To find a unique coin, you need to know a bit about the coins you're looking at, and you need to watch carefully on eBay, or go and dig through unsorted coin lots, or buy and clean lots of uncleaned coins. There are so many coins coming onto the market – tens of thousands every year – that it's quite certain that some of them will be unknown types. I've been collecting since 2002, and I'm pretty sure I've let more than one rarity or unique coin go through not knowing what I was doing. I'm a bit more cautious now.
Here's another attempt on my part. I spotted this chunky but badly worn sestertius on eBay. It has a reverse showing Cybele, the Mother Goddess, seated facing right. All the references I could find showed similar coins, but with Cybele facing the other way. So I bought it. For an outlay of $6.50 it was worth the chance that it would be something interesting! And then I asked the assembled experts on Forvm if they could identify it.
Curtis Clay, one of the most knowledgeable experts around, and amazingly generous with his time, spotted it as an ancient fake .. this reverse was only used for Faustina Junior. But he also told me that Cohen and The Roman Imperial Coinage, both very standard references, referred to an example in Paris and mis-identified it as having a IVLIA DOMNA AVG obverse. (It still had to be a fake.) Curtis has a plaster cast of this Paris specimen, and it seems to him to be a double die match to mine. So, Cohen got it wrong, Curtis got it right, and I have a coin which, although not quite unique, is one of only two known specimens and has an interesting story behind it! (well, interesting to ancient coin collectors.)

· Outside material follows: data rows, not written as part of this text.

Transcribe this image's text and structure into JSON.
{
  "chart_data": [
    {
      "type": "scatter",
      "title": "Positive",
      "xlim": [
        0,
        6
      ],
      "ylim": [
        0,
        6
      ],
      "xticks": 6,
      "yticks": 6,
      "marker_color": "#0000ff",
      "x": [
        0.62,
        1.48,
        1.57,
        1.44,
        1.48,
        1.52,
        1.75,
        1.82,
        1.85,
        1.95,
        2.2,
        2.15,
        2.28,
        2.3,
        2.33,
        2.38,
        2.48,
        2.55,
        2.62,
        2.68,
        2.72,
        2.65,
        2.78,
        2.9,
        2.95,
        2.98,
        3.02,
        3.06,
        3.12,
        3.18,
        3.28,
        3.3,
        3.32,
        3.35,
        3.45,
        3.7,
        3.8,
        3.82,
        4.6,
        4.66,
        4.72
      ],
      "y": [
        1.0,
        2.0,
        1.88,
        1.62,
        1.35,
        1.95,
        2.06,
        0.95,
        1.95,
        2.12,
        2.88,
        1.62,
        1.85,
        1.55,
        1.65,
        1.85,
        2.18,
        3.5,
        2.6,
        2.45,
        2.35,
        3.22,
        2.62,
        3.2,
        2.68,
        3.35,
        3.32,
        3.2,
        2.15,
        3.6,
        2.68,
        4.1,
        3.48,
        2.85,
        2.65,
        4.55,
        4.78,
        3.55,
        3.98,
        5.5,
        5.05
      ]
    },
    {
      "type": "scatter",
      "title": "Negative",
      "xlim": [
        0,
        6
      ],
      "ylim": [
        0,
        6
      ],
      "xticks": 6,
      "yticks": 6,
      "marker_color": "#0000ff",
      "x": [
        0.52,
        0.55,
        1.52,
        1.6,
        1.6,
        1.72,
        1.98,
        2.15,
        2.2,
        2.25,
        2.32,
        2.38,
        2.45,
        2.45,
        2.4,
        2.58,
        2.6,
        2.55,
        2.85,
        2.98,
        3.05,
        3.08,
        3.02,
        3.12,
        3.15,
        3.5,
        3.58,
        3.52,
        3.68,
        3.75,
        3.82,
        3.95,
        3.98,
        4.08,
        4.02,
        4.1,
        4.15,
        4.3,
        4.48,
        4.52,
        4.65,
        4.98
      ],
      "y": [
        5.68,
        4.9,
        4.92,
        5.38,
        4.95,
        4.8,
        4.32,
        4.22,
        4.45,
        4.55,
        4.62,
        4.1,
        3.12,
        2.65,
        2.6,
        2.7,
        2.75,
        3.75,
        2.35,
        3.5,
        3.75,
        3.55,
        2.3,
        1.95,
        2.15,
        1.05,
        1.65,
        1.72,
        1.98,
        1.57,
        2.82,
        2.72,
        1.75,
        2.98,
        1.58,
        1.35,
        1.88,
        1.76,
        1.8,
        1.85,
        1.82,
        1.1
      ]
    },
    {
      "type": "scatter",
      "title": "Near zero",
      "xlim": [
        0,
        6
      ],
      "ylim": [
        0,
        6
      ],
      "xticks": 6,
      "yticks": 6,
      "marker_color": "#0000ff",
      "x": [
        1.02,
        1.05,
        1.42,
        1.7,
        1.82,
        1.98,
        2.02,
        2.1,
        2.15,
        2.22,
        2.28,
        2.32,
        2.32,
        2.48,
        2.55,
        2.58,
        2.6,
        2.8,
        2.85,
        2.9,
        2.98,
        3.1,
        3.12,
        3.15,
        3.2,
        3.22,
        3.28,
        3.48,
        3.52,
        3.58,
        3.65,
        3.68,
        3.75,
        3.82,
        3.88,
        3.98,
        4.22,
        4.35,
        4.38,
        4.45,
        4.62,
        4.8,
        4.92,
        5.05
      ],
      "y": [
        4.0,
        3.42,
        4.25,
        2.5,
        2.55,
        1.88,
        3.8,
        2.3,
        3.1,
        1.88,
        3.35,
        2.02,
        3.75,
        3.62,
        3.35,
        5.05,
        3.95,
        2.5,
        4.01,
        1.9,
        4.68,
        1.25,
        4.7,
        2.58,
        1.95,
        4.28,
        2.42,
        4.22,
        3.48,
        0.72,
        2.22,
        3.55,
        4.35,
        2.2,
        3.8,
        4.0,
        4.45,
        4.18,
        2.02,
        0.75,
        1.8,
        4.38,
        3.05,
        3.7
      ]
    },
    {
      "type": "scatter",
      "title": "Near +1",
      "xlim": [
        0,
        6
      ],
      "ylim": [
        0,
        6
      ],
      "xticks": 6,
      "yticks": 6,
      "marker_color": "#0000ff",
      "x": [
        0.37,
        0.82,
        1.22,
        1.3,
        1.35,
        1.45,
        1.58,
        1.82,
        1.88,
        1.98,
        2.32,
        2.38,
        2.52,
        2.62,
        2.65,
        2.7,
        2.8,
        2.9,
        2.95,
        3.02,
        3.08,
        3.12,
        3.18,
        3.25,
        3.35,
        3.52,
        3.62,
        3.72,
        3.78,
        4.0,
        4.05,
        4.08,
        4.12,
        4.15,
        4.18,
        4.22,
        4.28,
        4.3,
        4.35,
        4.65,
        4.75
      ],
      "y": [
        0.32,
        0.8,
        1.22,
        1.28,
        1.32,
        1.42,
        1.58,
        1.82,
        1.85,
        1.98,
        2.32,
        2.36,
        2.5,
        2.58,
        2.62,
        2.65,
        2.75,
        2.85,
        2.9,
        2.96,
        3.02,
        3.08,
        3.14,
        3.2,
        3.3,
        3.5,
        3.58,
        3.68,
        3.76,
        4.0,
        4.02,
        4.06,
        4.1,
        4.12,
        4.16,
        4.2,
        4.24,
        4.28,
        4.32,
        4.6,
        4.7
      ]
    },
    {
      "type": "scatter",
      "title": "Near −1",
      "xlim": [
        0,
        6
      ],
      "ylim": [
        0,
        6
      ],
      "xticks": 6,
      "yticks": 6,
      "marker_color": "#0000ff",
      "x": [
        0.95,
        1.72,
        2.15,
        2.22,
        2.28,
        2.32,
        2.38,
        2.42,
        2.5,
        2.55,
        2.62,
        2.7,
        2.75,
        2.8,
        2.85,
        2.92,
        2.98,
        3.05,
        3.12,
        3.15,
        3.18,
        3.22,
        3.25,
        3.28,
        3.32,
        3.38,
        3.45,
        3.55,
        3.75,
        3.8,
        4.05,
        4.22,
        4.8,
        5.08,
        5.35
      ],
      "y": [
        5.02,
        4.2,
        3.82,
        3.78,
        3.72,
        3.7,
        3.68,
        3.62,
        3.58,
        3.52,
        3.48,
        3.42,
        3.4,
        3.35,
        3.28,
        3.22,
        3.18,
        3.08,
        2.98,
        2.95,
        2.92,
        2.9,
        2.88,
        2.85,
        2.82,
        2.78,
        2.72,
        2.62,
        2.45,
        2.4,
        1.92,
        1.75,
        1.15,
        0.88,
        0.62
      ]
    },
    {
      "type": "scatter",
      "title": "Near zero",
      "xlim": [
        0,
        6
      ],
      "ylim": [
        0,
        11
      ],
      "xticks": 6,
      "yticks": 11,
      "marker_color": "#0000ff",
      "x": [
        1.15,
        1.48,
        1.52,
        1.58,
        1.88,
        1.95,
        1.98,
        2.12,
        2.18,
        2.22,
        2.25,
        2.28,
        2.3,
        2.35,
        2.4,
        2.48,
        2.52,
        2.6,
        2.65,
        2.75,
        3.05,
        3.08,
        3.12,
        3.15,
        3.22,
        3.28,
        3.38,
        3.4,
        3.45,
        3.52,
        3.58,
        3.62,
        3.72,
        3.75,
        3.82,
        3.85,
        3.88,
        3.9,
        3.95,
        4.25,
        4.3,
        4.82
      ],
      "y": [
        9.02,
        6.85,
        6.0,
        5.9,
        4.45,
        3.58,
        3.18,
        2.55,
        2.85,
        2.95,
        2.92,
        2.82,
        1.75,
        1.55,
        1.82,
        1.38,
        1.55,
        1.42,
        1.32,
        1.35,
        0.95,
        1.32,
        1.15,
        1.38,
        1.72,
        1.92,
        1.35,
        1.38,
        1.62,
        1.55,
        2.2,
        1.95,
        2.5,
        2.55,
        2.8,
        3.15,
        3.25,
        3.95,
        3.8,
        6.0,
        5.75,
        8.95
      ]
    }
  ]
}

(But in April 2008, a third specimen turned up, owned by a member of the Forum Classical Numismatics Discussion Board, a worn and holed coin which he had picked up from a dealer's junk box several years ago ... and I bet there are more out there too.)
Don't start thinking that you can make a fortune. Most unique ancient coins are of such common types that unless there's something else special about them, they will probably only be worth a few pounds or tens of pounds. This is even true of rarities like my Julia Domna sestertius; there are only two documented examples, so maybe only a handful in existence, but value depends on who wants it, and the market for anonymous ancient fakes is not that good.
Finally, please be aware that if you have a unique coin, it might not be unique forever. Someone might be holding another example in their hand right now!
The content of this page was last updated on 18 August 2010.